O GP da Hungria deste domingo (3) foi mais uma prova que a Alpine tem de guardar na memória dos piores momentos na Fórmula 1. Com o pior carro do grid, os dois pilotos foram os últimos colocados entre aqueles que terminaram a corrida, com Franco Colapinto na 18ª colocação e Pierre Gasly logo atrás. Dia duro, mas ao menos com algo positivo.
De acordo com Colapinto, ao menos deu para sair da Hungria com mais confiança que antes em guiar o carro. Mas tirando isso a situação foi péssima.
“Não foi o melhor dos dias para mim, além de uma corrida difícil para a equipe. O ritmo até foi bom algumas vezes quando estávamos no ar limpo, tive a mesma sensação de ontem, e acho que demos um bom passo adiante com o carro. E me deu confiança”, começou.

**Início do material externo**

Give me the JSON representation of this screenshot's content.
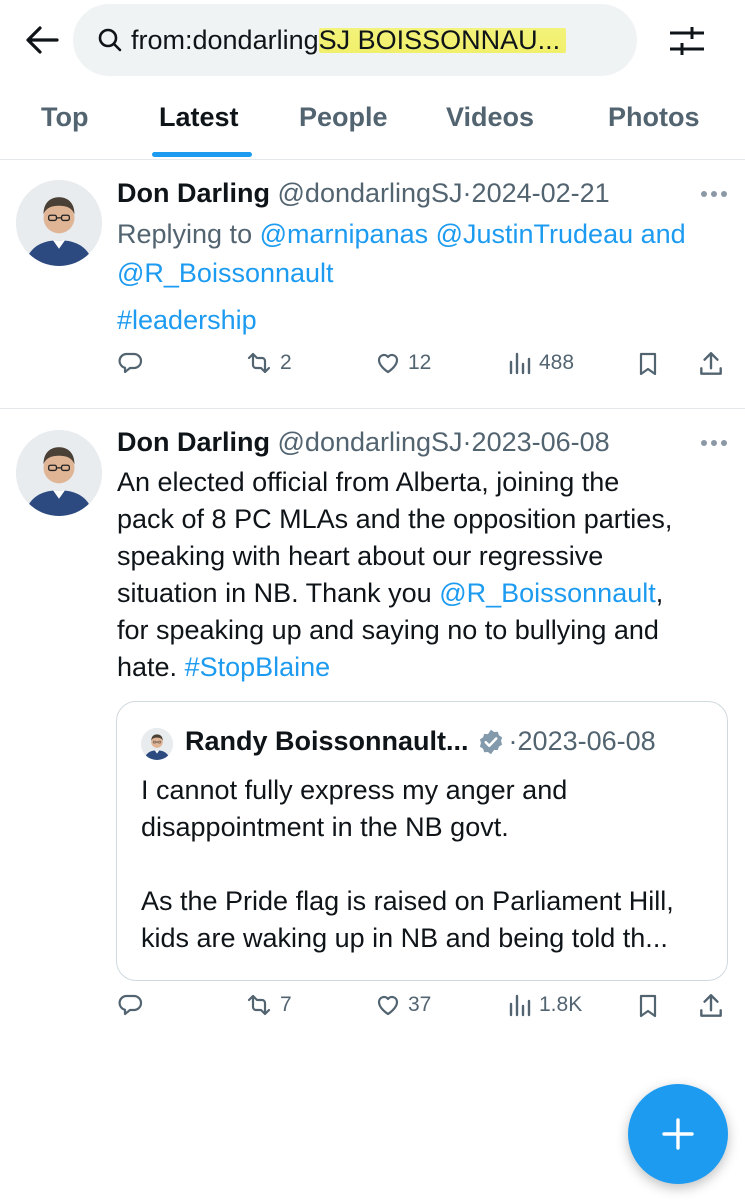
{
  "search": {
    "query_prefix": "from:dondarling",
    "query_highlight": "SJ BOISSONNAU..."
  },
  "tabs": [
    {
      "label": "Top"
    },
    {
      "label": "Latest"
    },
    {
      "label": "People"
    },
    {
      "label": "Videos"
    },
    {
      "label": "Photos"
    }
  ],
  "active_tab": "Latest",
  "tweets": [
    {
      "name": "Don Darling",
      "handle": "@dondarlingSJ",
      "sep": "·",
      "date": "2024-02-21",
      "replying_label": "Replying to",
      "replying_to": "@marnipanas @JustinTrudeau and",
      "replying_to_2": "@R_Boissonnault",
      "hashtag": "#leadership",
      "retweets": "2",
      "likes": "12",
      "views": "488"
    },
    {
      "name": "Don Darling",
      "handle": "@dondarlingSJ",
      "sep": "·",
      "date": "2023-06-08",
      "lines": [
        "An elected official from Alberta, joining the",
        "pack of 8 PC MLAs and the opposition parties,",
        "speaking with heart about our regressive",
        "situation in NB. Thank you"
      ],
      "mention": "@R_Boissonnault",
      "after_mention": ",",
      "line5": "for speaking up and saying no to bullying and",
      "line6_text": "hate.",
      "line6_hashtag": "#StopBlaine",
      "quote": {
        "name": "Randy Boissonnault...",
        "sep": "·",
        "date": "2023-06-08",
        "lines": [
          "I cannot fully express my anger and",
          "disappointment in the NB govt.",
          "",
          "As the Pride flag is raised on Parliament Hill,",
          "kids are waking up in NB and being told th..."
        ]
      },
      "retweets": "7",
      "likes": "37",
      "views": "1.8K"
    }
  ],
  "colors": {
    "accent": "#1d9bf0",
    "muted": "#536471",
    "text": "#0f1419",
    "highlight": "#f1f06b"
  },
  "icons": [
    "back-arrow-icon",
    "search-icon",
    "sliders-icon",
    "more-icon",
    "reply-icon",
    "retweet-icon",
    "like-icon",
    "views-icon",
    "bookmark-icon",
    "share-icon",
    "verified-icon",
    "plus-icon"
  ]
}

“Mas com as bandeiras azuis e perdendo tempo no pit-lane, realmente ficamos limitados no que era possível alcançar hoje. A largada foi boa, mas depois caímos e perdemos posições. Tive dificuldades com a aderência traseira e patinei muito perto do fim da corrida”, continuou.

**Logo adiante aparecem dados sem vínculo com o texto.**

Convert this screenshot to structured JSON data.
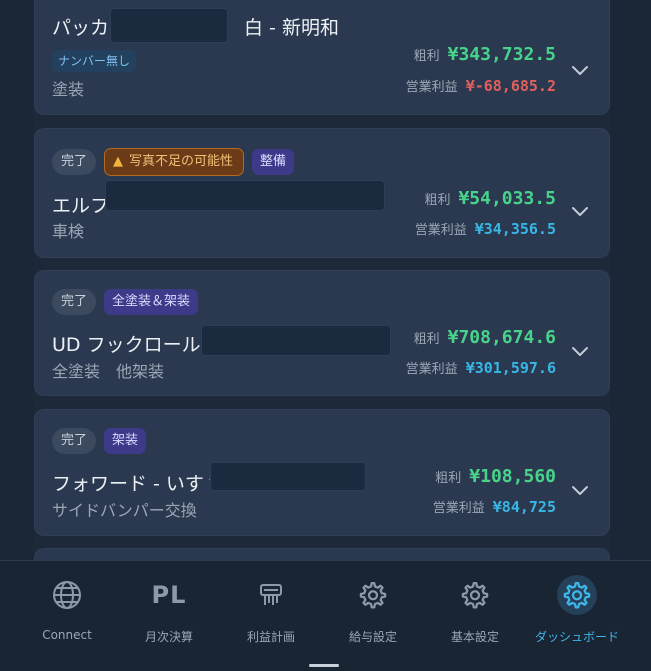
{
  "cards": [
    {
      "title": "パッカー",
      "title_suffix": "白 - 新明和",
      "tag": "ナンバー無し",
      "subtitle": "塗装",
      "gross_label": "粗利",
      "gross_value": "¥343,732.5",
      "op_label": "営業利益",
      "op_value": "¥-68,685.2"
    },
    {
      "status": "完了",
      "warning": "写真不足の可能性",
      "category": "整備",
      "title": "エルフ",
      "subtitle": "車検",
      "gross_label": "粗利",
      "gross_value": "¥54,033.5",
      "op_label": "営業利益",
      "op_value": "¥34,356.5"
    },
    {
      "status": "完了",
      "category": "全塗装＆架装",
      "title": "UD フックロール -",
      "subtitle": "全塗装　他架装",
      "gross_label": "粗利",
      "gross_value": "¥708,674.6",
      "op_label": "営業利益",
      "op_value": "¥301,597.6"
    },
    {
      "status": "完了",
      "category": "架装",
      "title": "フォワード - いすゞ",
      "subtitle": "サイドバンパー交換",
      "gross_label": "粗利",
      "gross_value": "¥108,560",
      "op_label": "営業利益",
      "op_value": "¥84,725"
    }
  ],
  "nav": [
    {
      "label": "Connect",
      "icon": "globe-icon"
    },
    {
      "label": "月次決算",
      "icon": "pl-icon",
      "icon_text": "PL"
    },
    {
      "label": "利益計画",
      "icon": "printer-icon"
    },
    {
      "label": "給与設定",
      "icon": "gear-icon"
    },
    {
      "label": "基本設定",
      "icon": "gear-icon"
    },
    {
      "label": "ダッシュボード",
      "icon": "gear-icon",
      "active": true
    }
  ],
  "colors": {
    "gross": "#49d38a",
    "op_positive": "#38b6e6",
    "op_negative": "#e0605c",
    "active_nav": "#3fb6ea"
  }
}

“Optamos por uma estratégia de duas paradas nos boxes, mas, infelizmente, tivemos problemas em ambos e ficamos parados por mais tempo que devíamos. Fomos muito bem nos pit-stops ultimamente, mas essas coisas acontecem nas corridas”, lamentou.
“É hora de aproveitar o recesso para descansar e recomeçar para quando tivermos de ir a Zandvoort. Além de entender onde é que podemos melhorar”, encerrou.
A Fórmula 1 agora para e entra no tão aguardado recesso de meio de temporada. Será quase um mês sem corridas, com período de repouso para pilotos e membros das equipes, até o retorno, com o GP dos Países Baixos, em Zandvoort, entre os dias 29 e 31 de agosto.